Biles kehrt auf Wettkampfbühne zurück

US-Turnstar Simone Biles hat nach zwei Jahren Wettkampfpause ein Comeback angekündigt. Die 19-fache Weltmeisterin und vierfache Olympiasiegerin werde Anfang August beim U. S. Classic in Chicago antreten, teilte der nationale Turnverband (USA Gymnastics) am Mittwoch mit. Es wird ihr erster Wettkampf seit den Olympischen Spielen 2021 in Tokio.

Die 26-Jährige wird am 5. August an der eintägigen Veranstaltung neben weiteren Olympia- und WM-Medaillengewinnerinnen ihr Können zeigen. Die aktuelle Registrierungsliste umfasse zwölf Olympia- und 16 WM-Mannschaftsmitglieder, teilte USA Gymnastics mit. „Zusammen haben sie 60 Olympia- und WM-Medaillen gewonnen, davon zwölf bei den Spielen und 48 bei Weltmeisterschaften.“

32 dieser erwähnten 60 Medaillen gehen allein auf das Konto von Biles. Neben der Ausnahmeathletin aus Ohio sind in Chicago auch noch Sunisa Lee und Jade Cary dabei. Lee holte insgesamt acht Medaillen bei Großereignissen, darunter Mehrkampfgold in Tokio. Cary gewann neben Olympiagold 2021 im Bodenturnen fünf weitere Medaillen bei Großevents.

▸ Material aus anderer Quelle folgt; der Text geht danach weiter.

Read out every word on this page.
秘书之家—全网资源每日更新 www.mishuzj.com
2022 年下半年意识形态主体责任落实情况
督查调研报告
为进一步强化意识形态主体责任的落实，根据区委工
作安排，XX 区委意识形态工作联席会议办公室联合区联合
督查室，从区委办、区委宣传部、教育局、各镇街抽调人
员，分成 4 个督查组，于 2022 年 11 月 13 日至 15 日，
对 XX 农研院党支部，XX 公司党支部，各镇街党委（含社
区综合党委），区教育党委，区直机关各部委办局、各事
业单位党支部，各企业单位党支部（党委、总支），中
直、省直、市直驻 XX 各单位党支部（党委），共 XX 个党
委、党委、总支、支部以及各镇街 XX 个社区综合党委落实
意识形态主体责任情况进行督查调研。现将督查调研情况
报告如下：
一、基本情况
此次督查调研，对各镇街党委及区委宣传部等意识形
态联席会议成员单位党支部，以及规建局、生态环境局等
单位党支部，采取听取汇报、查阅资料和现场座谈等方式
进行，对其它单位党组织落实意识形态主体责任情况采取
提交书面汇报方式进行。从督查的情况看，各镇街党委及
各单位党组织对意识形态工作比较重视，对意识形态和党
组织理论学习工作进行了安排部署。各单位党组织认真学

Simone Biles in Rio 2016 (USA)
Reuters/Mike Blake
Bei den Olympischen Spielen in Rio de Janeiro gewann Biles vier Goldmedaillen

In Tokio mentale Probleme öffentlich gemacht

Biles hatte während der Olympischen Spiele 2021 mentale Probleme öffentlich gemacht und deswegen auf mehrere Starts verzichtet. Für den Turnstar gab es in Japan letztlich „nur“ die Bronzemedaille auf dem Schwebebalken und Silber mit der Mannschaft. Die 25-fache WM-Medaillengewinnerin und vierfache Olympiasiegerin von Rio de Janeiro 2016 gehörte zu Hunderten Turnerinnen und deren Eltern, die wegen sexuellen Missbrauchs gegen den früheren US-Teamarzt Larry Nassar geklagt hatten. Seither spricht sie offen über ihre emotionale Belastung.

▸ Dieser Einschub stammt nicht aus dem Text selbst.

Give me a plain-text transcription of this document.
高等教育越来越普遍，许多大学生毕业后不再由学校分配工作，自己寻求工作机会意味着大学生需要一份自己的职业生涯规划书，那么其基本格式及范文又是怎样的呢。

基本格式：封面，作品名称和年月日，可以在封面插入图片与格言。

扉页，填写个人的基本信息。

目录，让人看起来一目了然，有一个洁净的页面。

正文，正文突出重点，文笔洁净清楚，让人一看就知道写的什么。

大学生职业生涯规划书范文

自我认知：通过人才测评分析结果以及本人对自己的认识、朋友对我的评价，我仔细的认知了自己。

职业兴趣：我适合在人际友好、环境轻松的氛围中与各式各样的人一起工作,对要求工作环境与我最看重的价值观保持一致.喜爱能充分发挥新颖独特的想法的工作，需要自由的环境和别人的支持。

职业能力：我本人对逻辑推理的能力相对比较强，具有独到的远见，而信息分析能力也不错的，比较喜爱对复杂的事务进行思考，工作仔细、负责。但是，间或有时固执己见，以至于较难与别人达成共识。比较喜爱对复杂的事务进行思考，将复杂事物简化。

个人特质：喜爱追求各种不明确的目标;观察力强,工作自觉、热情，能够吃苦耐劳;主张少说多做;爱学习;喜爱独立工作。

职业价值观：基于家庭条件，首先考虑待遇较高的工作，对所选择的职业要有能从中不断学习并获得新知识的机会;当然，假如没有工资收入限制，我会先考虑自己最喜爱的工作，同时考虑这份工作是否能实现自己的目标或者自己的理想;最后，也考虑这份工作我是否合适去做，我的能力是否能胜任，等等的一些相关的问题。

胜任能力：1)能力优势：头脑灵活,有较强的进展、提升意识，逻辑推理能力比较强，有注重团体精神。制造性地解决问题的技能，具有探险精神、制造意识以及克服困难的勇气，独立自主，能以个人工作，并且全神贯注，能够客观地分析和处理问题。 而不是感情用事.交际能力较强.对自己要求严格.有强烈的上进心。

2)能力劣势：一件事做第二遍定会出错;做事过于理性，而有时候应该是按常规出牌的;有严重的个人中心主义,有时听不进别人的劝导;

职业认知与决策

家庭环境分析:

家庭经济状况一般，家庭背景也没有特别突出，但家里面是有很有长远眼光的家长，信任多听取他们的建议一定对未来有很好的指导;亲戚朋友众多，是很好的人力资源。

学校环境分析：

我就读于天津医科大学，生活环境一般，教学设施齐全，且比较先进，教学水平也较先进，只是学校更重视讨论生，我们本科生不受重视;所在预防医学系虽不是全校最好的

Die US-amerikanische Turnerin Simone Biles in Aktion.
APA/AFP/Lionel Bonaventure
Bei Olympia in Tokio kam Biles aus dem Gleichgewicht und kämpfte in der Folge mit psychischen Problemen

Im Nachhinein hatte Biles ihren Start in Tokio als Fehler bezeichnet. „Wenn man schaut, was ich in den letzten sieben Jahren alles durchgemacht habe, hätte ich nie wieder zum Olympiateam gehören dürfen“, sagte die Rekordweltmeisterin im September 2021 dem „New York Magazine“.

Nun gibt Biles, die kürzlich den NFL-Spieler Jonathan Owens geheiratet hatte, neuerlich beim U. S. Classic ihr Comeback. Bereits nach den Spielen 2016 in Rio hatte der US-Star eine zweijährige Wettkampfpause 2018 in Chicago beendet.